What a raw LLM chat is genuinely good at

  • A qualitative first pass: summarize this teaser, list the risks, what would a skeptic ask.
  • Market context: how this sector works and what typically drives value in it.
  • Drafting: turning your conclusions into a readable memo.

Where the chat window quietly breaks

  • Scanned filings: Czech (and most European) registry statements are often photographed paper. Chat uploads process images at premium token prices, and the numbers come back with silent errors — a decimal comma read as thousands separator, a 'v tisících Kč' scale missed. Nothing warns you.
  • No memory across companies: every valuation starts from zero. The same public filing is re-read — and re-paid for — every time anyone asks about it.
  • Inconsistent scoring: ask the same model about two companies on two days and the implicit criteria drift. Ranking a pipeline requires one versioned model applied to everything.
  • Math in the wrong place: an LLM doing a DCF in its head is a liability. The projection arithmetic, WACC build-up and terminal-value cap belong in deterministic code; the model's job is judgement, not multiplication.
  • Invented multiples: ask for 'the sector multiple' and you get a plausible number with no provenance. A benchmark you can inspect — including its evidence quality — is the difference between a valuation and an opinion.
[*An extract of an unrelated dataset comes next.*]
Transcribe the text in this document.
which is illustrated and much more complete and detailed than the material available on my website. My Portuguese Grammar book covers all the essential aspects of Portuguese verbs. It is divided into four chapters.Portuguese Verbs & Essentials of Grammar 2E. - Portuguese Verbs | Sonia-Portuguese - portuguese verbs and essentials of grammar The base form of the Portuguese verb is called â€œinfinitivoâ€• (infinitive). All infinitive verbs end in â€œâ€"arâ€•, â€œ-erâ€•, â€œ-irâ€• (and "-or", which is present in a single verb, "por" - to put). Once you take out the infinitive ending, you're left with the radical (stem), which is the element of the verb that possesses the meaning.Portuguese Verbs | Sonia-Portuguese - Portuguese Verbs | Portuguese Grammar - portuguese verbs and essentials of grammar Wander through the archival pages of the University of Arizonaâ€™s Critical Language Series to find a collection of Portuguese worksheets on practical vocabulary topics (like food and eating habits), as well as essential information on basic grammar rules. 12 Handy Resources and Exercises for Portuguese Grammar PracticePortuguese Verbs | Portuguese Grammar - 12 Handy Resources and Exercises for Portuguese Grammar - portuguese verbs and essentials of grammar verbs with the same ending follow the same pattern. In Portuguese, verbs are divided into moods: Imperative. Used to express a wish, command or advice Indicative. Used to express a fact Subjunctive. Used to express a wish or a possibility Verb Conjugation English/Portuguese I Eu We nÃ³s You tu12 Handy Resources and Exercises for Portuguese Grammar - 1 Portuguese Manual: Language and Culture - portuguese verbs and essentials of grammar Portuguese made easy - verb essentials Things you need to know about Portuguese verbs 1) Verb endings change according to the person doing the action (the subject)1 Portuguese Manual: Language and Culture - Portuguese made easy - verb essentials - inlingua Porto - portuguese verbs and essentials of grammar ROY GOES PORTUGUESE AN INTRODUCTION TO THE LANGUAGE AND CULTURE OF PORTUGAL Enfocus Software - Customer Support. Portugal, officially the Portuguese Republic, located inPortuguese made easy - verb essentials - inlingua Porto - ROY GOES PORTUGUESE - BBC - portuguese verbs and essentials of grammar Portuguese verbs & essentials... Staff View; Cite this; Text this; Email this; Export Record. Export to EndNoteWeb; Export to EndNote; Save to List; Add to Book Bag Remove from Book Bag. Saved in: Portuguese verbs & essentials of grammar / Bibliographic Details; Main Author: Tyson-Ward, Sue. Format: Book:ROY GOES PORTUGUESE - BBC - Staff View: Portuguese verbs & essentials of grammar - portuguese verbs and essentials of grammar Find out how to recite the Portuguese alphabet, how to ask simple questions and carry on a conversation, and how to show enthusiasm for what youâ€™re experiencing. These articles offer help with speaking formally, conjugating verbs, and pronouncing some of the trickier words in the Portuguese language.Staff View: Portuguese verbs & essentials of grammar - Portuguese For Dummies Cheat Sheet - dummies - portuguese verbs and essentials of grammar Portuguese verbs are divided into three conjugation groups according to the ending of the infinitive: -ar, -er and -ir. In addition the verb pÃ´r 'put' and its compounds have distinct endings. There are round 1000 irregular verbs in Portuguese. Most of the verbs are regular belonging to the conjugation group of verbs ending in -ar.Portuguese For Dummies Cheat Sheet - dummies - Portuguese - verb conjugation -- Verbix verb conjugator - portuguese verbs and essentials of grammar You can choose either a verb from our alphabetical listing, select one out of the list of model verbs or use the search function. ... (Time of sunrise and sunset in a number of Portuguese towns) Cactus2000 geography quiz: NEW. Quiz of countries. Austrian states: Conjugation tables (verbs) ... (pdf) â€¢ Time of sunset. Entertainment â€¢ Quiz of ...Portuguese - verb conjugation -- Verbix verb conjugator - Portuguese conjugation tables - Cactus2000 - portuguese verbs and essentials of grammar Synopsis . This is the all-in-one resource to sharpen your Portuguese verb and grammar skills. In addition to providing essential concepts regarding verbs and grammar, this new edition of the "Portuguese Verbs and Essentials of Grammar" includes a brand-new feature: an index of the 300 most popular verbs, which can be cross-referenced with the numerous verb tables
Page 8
What a purpose-built layer adds

The economics come from routing and reuse, not magic. Misano routes each job to the cheapest model that does it well — text extraction is not a frontier-model problem, investment judgement is. Public filings are parsed once and cached for every user; each analysis job is metered instead of open-ended chat. And the deterministic parts — DCF math, ratio computation, hard gates, the terminal-growth cap — run as code the AI cannot hallucinate around. The result, costed line by line in the founder's blog post, is roughly 90% cheaper per company than doing the same work in your own chat subscription — with guards a chat window doesn't have.

The honest boundary: if you evaluate one or two companies a year, a chat window plus a methodology guide is fine, and cheaper. The platform pays for itself when there is a pipeline — when consistency across companies, registry ingestion, and not re-paying for the same documents start to dominate the cost of thinking.

Frequently asked

01

Can ChatGPT or Claude value a company?

They can produce a structured first opinion and are excellent at qualitative analysis. They are unreliable at extracting numbers from scanned filings, they invent sector multiples without provenance, and they have no consistency across companies or sessions. Use them for judgement; keep extraction, benchmarks and DCF math in deterministic tooling.

02

Is AI-assisted valuation reliable enough for real investment decisions?

As reliable as its guardrails. The failure modes are known and mechanical — unit-scale errors, decimal commas, hallucinated multiples, arithmetic drift — and each has a code-level guard. A pipeline with those guards plus AI judgement outperforms both a raw chat and a purely manual process on speed at equal rigor.

03

Which AI model should do which valuation job?

Route by job, not loyalty: cheap fast models for document extraction and classification, frontier models (Claude-class) for investment judgement and thesis writing, and no model at all for arithmetic — DCF and ratios belong in code. Single-model-for-everything is the most expensive possible configuration.

04

Is it safe to upload confidential financials to an AI tool?

Ask two questions: where does the data rest, and does any model train on it. Misano's answers: EU data residency (Frankfurt), and zero-retention AI — LLM calls go to Anthropic and OpenAI under terms where neither trains on the data. Any tool that can't answer both questions plainly hasn't earned confidential documents.